The earlier response which I have shared is related to your requested on removing Header/Footer from PDF file.

ScottAC:

I’m not creating the PDF files, I’m just trying to convert PDF files into other formats (RTF, HTML, etc…) and I need to remove the headers and footers.

In my response shared over 454116, I have shared the code snippet which can be used to remove Header/Footer from PDF file. Once the Header/Footer is removed, you can convert the files into other formats.

ScottAC:

The first step i do is to convert the PDF file into a DOC file. I just need the headers and footers in the PDF files to appear as headers and footers in the DOC file.

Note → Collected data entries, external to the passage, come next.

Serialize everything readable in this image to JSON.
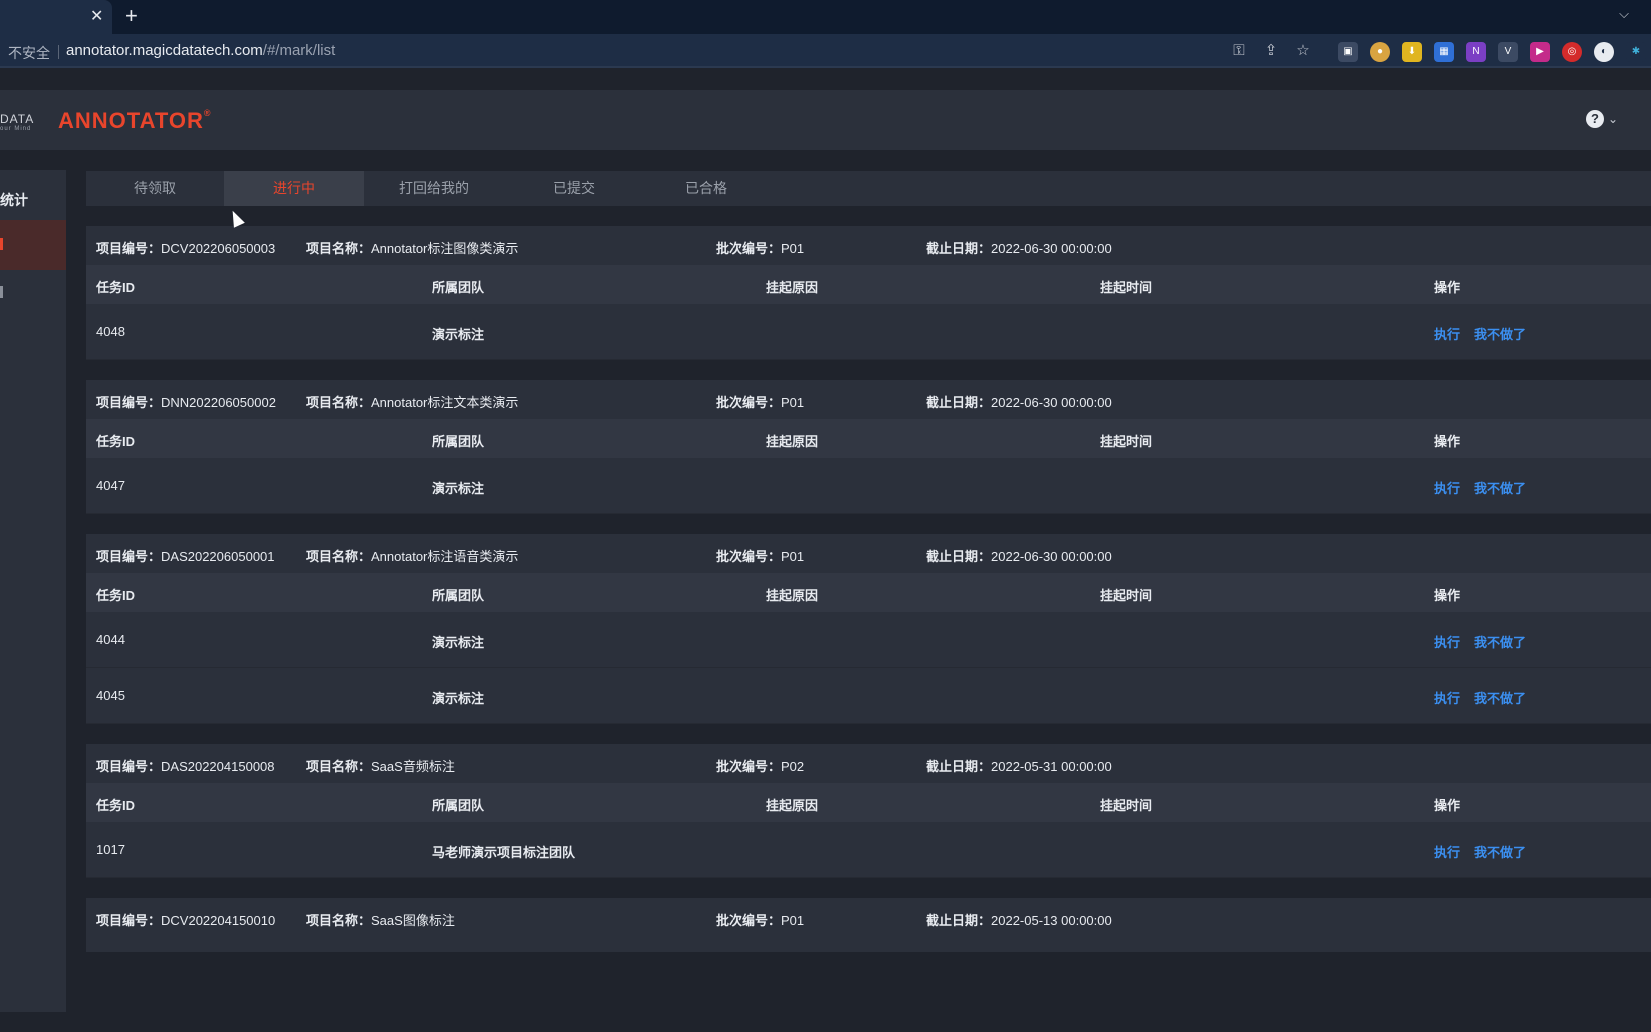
{
  "browser": {
    "insecure_label": "不安全",
    "url_host": "annotator.magicdatatech.com",
    "url_path": "/#/mark/list"
  },
  "header": {
    "logo_data": "DATA",
    "logo_sub": "our Mind",
    "logo_text": "ANNOTATOR",
    "logo_mark": "®",
    "help_label": "?"
  },
  "sidebar": {
    "stat_label": "统计"
  },
  "tabs": [
    {
      "label": "待领取"
    },
    {
      "label": "进行中"
    },
    {
      "label": "打回给我的"
    },
    {
      "label": "已提交"
    },
    {
      "label": "已合格"
    }
  ],
  "columns": [
    "任务ID",
    "所属团队",
    "挂起原因",
    "挂起时间",
    "操作"
  ],
  "actions": {
    "execute": "执行",
    "quit": "我不做了"
  },
  "projects": [
    {
      "code_label": "项目编号：",
      "code": "DCV202206050003",
      "name_label": "项目名称：",
      "name": "Annotator标注图像类演示",
      "batch_label": "批次编号：",
      "batch": "P01",
      "deadline_label": "截止日期：",
      "deadline": "2022-06-30 00:00:00",
      "rows": [
        {
          "id": "4048",
          "team": "演示标注"
        }
      ]
    },
    {
      "code_label": "项目编号：",
      "code": "DNN202206050002",
      "name_label": "项目名称：",
      "name": "Annotator标注文本类演示",
      "batch_label": "批次编号：",
      "batch": "P01",
      "deadline_label": "截止日期：",
      "deadline": "2022-06-30 00:00:00",
      "rows": [
        {
          "id": "4047",
          "team": "演示标注"
        }
      ]
    },
    {
      "code_label": "项目编号：",
      "code": "DAS202206050001",
      "name_label": "项目名称：",
      "name": "Annotator标注语音类演示",
      "batch_label": "批次编号：",
      "batch": "P01",
      "deadline_label": "截止日期：",
      "deadline": "2022-06-30 00:00:00",
      "rows": [
        {
          "id": "4044",
          "team": "演示标注"
        },
        {
          "id": "4045",
          "team": "演示标注"
        }
      ]
    },
    {
      "code_label": "项目编号：",
      "code": "DAS202204150008",
      "name_label": "项目名称：",
      "name": "SaaS音频标注",
      "batch_label": "批次编号：",
      "batch": "P02",
      "deadline_label": "截止日期：",
      "deadline": "2022-05-31 00:00:00",
      "rows": [
        {
          "id": "1017",
          "team": "马老师演示项目标注团队"
        }
      ]
    },
    {
      "code_label": "项目编号：",
      "code": "DCV202204150010",
      "name_label": "项目名称：",
      "name": "SaaS图像标注",
      "batch_label": "批次编号：",
      "batch": "P01",
      "deadline_label": "截止日期：",
      "deadline": "2022-05-13 00:00:00",
      "rows": []
    }
  ]
}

As shared over 453737, the problem related to Header/Footers not properly appearing as Header/Footers in DOC file, still persists. The team is looking into the details of this issue PDFNEWNET-33612 and as soon as we have made some significant progress towards its resolution, we would be more than happy to update you with the status of correction. Please be patient and spare us little time.

We are sorry for this inconvenience.

ScottAC · July 4, 2013, 10:47pm

Hi,

As requested I have been patient and spared you a little time. Are there any further updates on this problem PDFNEWNET_33612.

Scott

codewarior · July 5, 2013, 2:47am

Hi Scott,

Thanks for your patience.

The development team has been busy resolving other priority issues and I am afraid the above stated problem is not yet resolved. Nevertheless, I have requested the development team to share any possible ETA. As soon as I have some updates regarding its resolution, I would be more than happy to update you with the status of correction.

We are sorry for this delay and inconvenience.